In our call of the day, Miller Tabak & Co., chief market strategist Matt Maley, said investors could not draw any conclusions from the weekend’s action, but this week’s normal trading hours were crucial.

“We had said it was important to the short-term bullish case that bitcoin had in the mid-$ 60s[000]is towards the end of the week. That didn’t happen and now it’s trading lower, so that’s not good either, ”he said.

However, Maley noted that weekend trading was “very thin” and historically hasn’t been a good indicator of how bitcoin will trade next week. He added that the catalyst for much of the decline appeared to be “very vague chatter” about a US crackdown on bitcoin.

He admitted that the fundamental long-term argument surrounding bitcoin gives investors “almost no insight” into how the asset will be traded at any given time in the short term.

Therefore, two major technical levels should be closely watched by investors, he said, including Thursday’s high at $ 63,400. “Any meaningful close above that level should be very optimistic,” noted Maley. The other is the late March low of $ 52,000 at the end of March. Any significant close below that level would “raise a big flag of warning about the short-term potential” for bitcoin.

The markets

US Equity Futures YM00,
-0.17%

ES00,
-0.22%

NQ00,
-0.44%
down early Monday, after the Dow Jones Industrial Average DJIA,
+ 0.48%
and S&P 500 SPX,
+ 0.36%
indexes closed at a record high on Friday. The yield on the 10-year US Treasury BX: TMUBMUSD10Y
decreased to 1.56%. European equities rose higher, while Asian equities rose on optimism about the global recovery.

The buzz

The best American infectious disease expert Dr. Anthony Fauci said on Sunday that he would be “very surprised” if the COVID-19 vaccine from Johnson & Johnson’s JNJ pharmaceuticals,
+ 1.15%
was not resumed in some form on Friday.

First-quarter earnings season set to accelerate this week, with beverage company Coca-Cola KO,
+ 0.66%
tech giant IBM IBM,
+ 0.76%
and United Airlines UAL,
-0.45%
all reporting on Monday, and Johnson & Johnson, streaming platform Netflix NFLX,
-0.49%
and consumer goods company Procter & Gamble PG,
+ 0.01%
set to report on Tuesday.

The audio-based social network Clubhouse has closed a round of funding that reportedly values ​​the company at approximately $ 4 billion.

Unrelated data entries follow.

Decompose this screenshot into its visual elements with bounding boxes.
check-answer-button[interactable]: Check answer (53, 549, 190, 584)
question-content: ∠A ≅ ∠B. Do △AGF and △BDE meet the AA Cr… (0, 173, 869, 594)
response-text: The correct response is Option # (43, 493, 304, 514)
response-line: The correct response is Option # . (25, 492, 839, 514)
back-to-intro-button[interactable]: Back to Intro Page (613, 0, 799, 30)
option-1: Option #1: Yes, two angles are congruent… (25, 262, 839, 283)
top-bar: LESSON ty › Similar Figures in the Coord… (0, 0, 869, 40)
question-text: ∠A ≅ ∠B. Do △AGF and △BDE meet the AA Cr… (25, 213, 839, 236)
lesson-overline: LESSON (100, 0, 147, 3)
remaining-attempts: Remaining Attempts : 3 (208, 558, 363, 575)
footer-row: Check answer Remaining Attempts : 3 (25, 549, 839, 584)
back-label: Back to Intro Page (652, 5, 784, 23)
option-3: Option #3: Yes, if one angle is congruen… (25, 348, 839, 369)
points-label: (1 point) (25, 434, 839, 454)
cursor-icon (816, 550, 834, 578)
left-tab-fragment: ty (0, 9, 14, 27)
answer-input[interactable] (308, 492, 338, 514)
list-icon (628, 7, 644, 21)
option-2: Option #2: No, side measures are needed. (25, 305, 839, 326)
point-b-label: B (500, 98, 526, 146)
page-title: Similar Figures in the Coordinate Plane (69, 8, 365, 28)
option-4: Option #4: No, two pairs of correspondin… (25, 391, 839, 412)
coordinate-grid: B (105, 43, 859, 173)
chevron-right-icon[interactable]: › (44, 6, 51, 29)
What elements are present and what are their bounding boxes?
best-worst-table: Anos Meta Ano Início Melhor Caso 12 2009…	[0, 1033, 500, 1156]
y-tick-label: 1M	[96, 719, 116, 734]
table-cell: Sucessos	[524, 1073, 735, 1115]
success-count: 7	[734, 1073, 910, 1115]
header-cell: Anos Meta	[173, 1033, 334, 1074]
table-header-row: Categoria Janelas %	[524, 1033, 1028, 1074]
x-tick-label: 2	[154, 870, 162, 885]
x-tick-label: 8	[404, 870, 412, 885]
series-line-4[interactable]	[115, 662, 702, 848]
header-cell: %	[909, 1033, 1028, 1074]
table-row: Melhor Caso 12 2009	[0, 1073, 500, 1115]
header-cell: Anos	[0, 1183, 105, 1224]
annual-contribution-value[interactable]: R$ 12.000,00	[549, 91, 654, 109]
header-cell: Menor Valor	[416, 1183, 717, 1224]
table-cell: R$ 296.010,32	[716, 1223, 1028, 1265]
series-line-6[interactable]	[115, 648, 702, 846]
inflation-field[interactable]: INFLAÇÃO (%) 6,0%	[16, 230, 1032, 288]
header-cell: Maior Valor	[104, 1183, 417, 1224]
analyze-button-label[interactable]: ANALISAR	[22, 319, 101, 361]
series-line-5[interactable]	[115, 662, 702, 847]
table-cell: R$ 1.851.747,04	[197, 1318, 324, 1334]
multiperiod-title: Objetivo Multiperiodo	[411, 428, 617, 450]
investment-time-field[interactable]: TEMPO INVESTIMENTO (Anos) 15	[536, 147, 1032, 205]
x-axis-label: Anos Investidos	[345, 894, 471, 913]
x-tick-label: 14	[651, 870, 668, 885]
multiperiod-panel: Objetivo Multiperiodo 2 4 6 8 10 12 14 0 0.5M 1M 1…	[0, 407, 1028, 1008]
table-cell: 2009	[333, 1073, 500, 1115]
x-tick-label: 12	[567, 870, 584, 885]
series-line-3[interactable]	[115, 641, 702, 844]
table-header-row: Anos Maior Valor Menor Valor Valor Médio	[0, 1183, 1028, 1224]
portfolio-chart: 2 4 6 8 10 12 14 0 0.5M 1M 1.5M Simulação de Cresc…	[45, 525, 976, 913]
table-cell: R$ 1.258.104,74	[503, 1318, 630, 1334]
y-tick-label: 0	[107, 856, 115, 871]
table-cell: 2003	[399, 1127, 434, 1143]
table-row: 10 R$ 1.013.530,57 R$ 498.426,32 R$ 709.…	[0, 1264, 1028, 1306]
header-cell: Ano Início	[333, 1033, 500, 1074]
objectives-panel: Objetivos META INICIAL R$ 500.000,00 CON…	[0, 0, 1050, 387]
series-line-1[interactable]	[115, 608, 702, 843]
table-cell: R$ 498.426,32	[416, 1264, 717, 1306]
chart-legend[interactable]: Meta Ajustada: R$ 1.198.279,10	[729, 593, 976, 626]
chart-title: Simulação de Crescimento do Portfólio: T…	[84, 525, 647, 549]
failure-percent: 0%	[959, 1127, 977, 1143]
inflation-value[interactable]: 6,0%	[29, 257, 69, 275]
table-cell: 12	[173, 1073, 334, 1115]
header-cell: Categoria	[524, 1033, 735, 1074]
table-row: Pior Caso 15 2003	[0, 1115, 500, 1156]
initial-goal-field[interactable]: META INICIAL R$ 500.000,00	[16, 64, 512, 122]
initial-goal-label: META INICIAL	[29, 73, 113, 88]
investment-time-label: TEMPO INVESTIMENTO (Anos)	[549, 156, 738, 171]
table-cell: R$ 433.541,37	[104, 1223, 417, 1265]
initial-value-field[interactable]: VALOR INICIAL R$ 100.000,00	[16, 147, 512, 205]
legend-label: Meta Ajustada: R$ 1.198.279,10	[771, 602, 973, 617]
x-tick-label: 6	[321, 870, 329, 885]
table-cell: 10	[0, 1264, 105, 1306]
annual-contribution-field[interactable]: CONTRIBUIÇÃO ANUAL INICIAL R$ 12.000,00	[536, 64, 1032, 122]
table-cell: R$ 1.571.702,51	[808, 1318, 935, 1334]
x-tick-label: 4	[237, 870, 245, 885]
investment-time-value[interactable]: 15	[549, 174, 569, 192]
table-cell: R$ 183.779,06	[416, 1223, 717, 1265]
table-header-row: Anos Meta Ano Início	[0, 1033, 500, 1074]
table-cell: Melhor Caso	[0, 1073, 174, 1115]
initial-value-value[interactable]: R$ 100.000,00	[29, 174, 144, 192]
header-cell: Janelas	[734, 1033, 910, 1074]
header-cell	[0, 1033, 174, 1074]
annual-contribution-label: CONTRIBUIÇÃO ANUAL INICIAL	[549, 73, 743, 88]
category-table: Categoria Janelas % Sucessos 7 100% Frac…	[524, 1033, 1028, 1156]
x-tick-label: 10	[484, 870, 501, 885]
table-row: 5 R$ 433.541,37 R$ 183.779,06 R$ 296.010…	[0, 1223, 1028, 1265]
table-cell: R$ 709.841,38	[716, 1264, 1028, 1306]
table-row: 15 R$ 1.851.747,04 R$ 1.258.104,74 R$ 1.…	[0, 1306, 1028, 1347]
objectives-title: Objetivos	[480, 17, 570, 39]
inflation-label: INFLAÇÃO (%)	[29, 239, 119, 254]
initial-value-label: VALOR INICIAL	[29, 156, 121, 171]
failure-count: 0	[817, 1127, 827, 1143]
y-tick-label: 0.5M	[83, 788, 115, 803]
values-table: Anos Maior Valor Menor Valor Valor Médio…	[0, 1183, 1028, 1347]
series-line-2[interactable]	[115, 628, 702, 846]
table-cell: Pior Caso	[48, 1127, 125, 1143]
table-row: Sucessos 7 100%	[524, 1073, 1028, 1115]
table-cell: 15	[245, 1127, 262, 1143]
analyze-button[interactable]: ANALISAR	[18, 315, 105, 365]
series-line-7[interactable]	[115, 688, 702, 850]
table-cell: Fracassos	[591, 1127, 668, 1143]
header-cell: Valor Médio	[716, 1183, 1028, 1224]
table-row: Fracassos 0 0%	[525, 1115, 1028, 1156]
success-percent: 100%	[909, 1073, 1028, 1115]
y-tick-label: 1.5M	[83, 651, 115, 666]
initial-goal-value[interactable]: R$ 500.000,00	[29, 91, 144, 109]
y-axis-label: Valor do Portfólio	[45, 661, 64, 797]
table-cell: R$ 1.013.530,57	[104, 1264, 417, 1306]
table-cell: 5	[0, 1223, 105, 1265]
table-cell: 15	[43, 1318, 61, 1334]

Quarantine-free travel bubbles opened Monday between Australia and New Zealand, much to the relief of thousands of families kept separated during the COVID-19 pandemic.

A leading group of 12 English, Spanish and Italian clubs divided European football on Sunday by announcing the formation of a largely closed Super League. The move is being led in part by US owners Arsenal, Liverpool and Manchester United. Shares in the Italian club Juventus JUVE,
+ 15.52%
rose 12% in early trading, while Manchester United’s shares were 4% higher in premarket trading.